LA TELEFONATA DI TRECCIOLINO «Mi telefonò il giorno dopo - racconta Giovanni Atzeni -. “Vieni a Siena da me? Ti allenerai e potrai correre un giorno al Palio”, mi disse. Non ci pensai due volte. Avevo 18 anni ma sapevo bene cosa volevo». Il giorno di Giovanni arrivò subito, il 16 agosto del 2003, col cavallo Amoroso per la contrada del Nicchio. Lo battezzarono Tittìa , («sono freddoloso», ride), e da allora ha collezionato 19 presenze e quattro vittorie. Le ultime due, il cappotto che ha mandato in delirio tutta Siena, il 2 luglio e il 16 agosto scorsi. E proprio al Palio dell'Assunta - vedi com'è la vita - Giovanni ha beffato Trecciolino, caduto al secondo passaggio di San Martino. È successo che Oppio, il cavallo della contrada del Nicchio, è arrivato secondo, e il fantino rimasto a terra ha visto sfumare la quattordicesima vittoria e quindi la possibilità di dividere il trono con Aceto. «Cose che succedono - taglia Tittìa -. Il mio era davvero un cavallo molto forte, della scuderia Milani, la migliore. A luglio ho montato Guess, un esemplare del mio allevamento, ma adesso ho avuto la possibilità di fare la prima scelta e quindi ho puntato su Morosita Prima». È anche da queste cose che si valuta il peso di una leggenda. «L'affetto della città lo senti, eccome. E anche se sto vivendo un sogno, tengo sempre presente che questo è il mio lavoro, ciò che dà da vivere a me e alla mia famiglia. Sono giovane, ho ancora tanto da fare e da imparare». Non ha un mito, avverte, e soprattutto non mira a demolire questo o quel record.

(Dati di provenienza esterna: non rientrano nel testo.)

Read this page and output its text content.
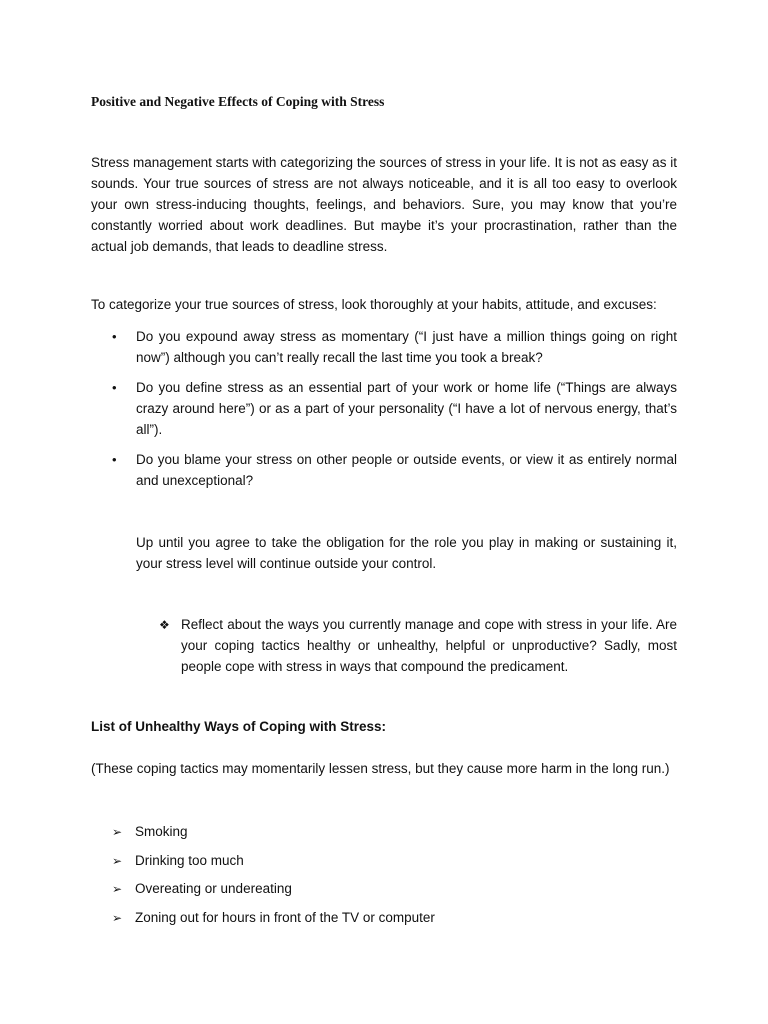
Positive and Negative Effects of Coping with Stress

Stress management starts with categorizing the sources of stress in your life. It is not as easy as it sounds. Your true sources of stress are not always noticeable, and it is all too easy to overlook your own stress-inducing thoughts, feelings, and behaviors. Sure, you may know that you’re constantly worried about work deadlines. But maybe it’s your procrastination, rather than the actual job demands, that leads to deadline stress.

To categorize your true sources of stress, look thoroughly at your habits, attitude, and excuses:

• Do you expound away stress as momentary (“I just have a million things going on right now”) although you can’t really recall the last time you took a break?
• Do you define stress as an essential part of your work or home life (“Things are always crazy around here”) or as a part of your personality (“I have a lot of nervous energy, that’s all”).
• Do you blame your stress on other people or outside events, or view it as entirely normal and unexceptional?

Up until you agree to take the obligation for the role you play in making or sustaining it, your stress level will continue outside your control.

❖ Reflect about the ways you currently manage and cope with stress in your life. Are your coping tactics healthy or unhealthy, helpful or unproductive? Sadly, most people cope with stress in ways that compound the predicament.
List of Unhealthy Ways of Coping with Stress:

(These coping tactics may momentarily lessen stress, but they cause more harm in the long run.)

➢ Smoking
➢ Drinking too much
➢ Overeating or undereating
➢ Zoning out for hours in front of the TV or computer
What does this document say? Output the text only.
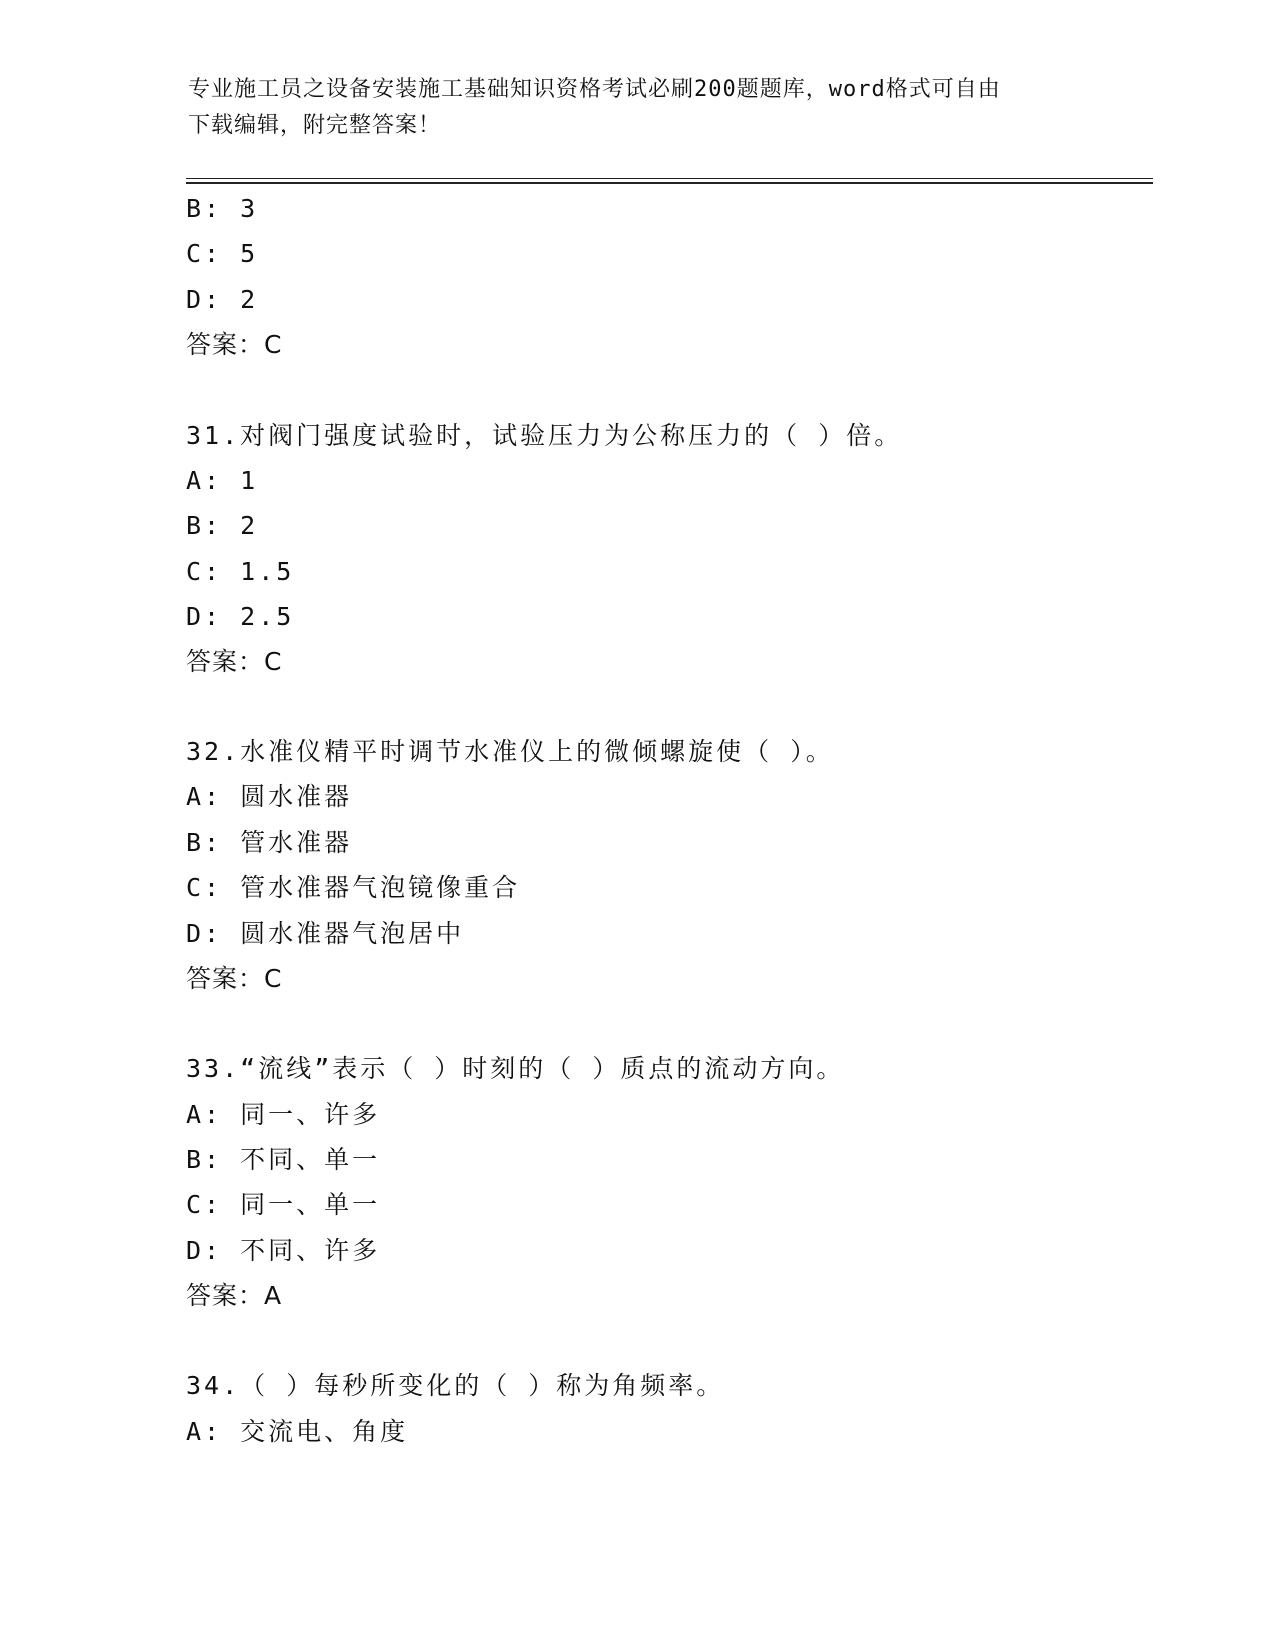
专业施工员之设备安装施工基础知识资格考试必刷200题题库，word格式可自由
下载编辑，附完整答案！
B: 3
C: 5
D: 2
答案：C
31.对阀门强度试验时，试验压力为公称压力的（ ）倍。
A: 1
B: 2
C: 1.5
D: 2.5
答案：C
32.水准仪精平时调节水准仪上的微倾螺旋使（ ）。
A: 圆水准器
B: 管水准器
C: 管水准器气泡镜像重合
D: 圆水准器气泡居中
答案：C
33.“流线”表示（ ）时刻的（ ）质点的流动方向。
A: 同一、许多
B: 不同、单一
C: 同一、单一
D: 不同、许多
答案：A
34.（ ）每秒所变化的（ ）称为角频率。
A: 交流电、角度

LA LEZIONE DELLA VITA Non sono mica tanto lontane le domeniche della sua adolescenza, quando invece di uscire con gli amici sfidava fantini più grandi di lui. «Babbo e mamma mi accompagnavano sempre», ricorda Giovanni. A luglio i suoi sono andati a vederlo, a Piazza del Campo. Per il Palio dell'Assunta, invece, sono rimasti a casa. Dalla televisione si vede meglio: l'ansia è uguale, e pazienza, ma il caldo e la polvere non bucano lo schermo. «È bello vedere mio figlio vincere, ma una corsa è entusiasmante anche quando si perde. È questo che gli ho insegnato - sottolinea Franco -. Una sfida è tutta appassionante, fin dal momento della preparazione, della scelta del cavallo, dello studio del tracciato. Ci sono le cadute e ci sono le scorrettezze da affrontare. Ci sono la paura, l'indecisione, la fatica. E quando arrivano, pure le vittorie. Il trionfo. Io l'ho sempre detto a Giovanni: è una passione, ma è anche un lavoro che va fatto bene».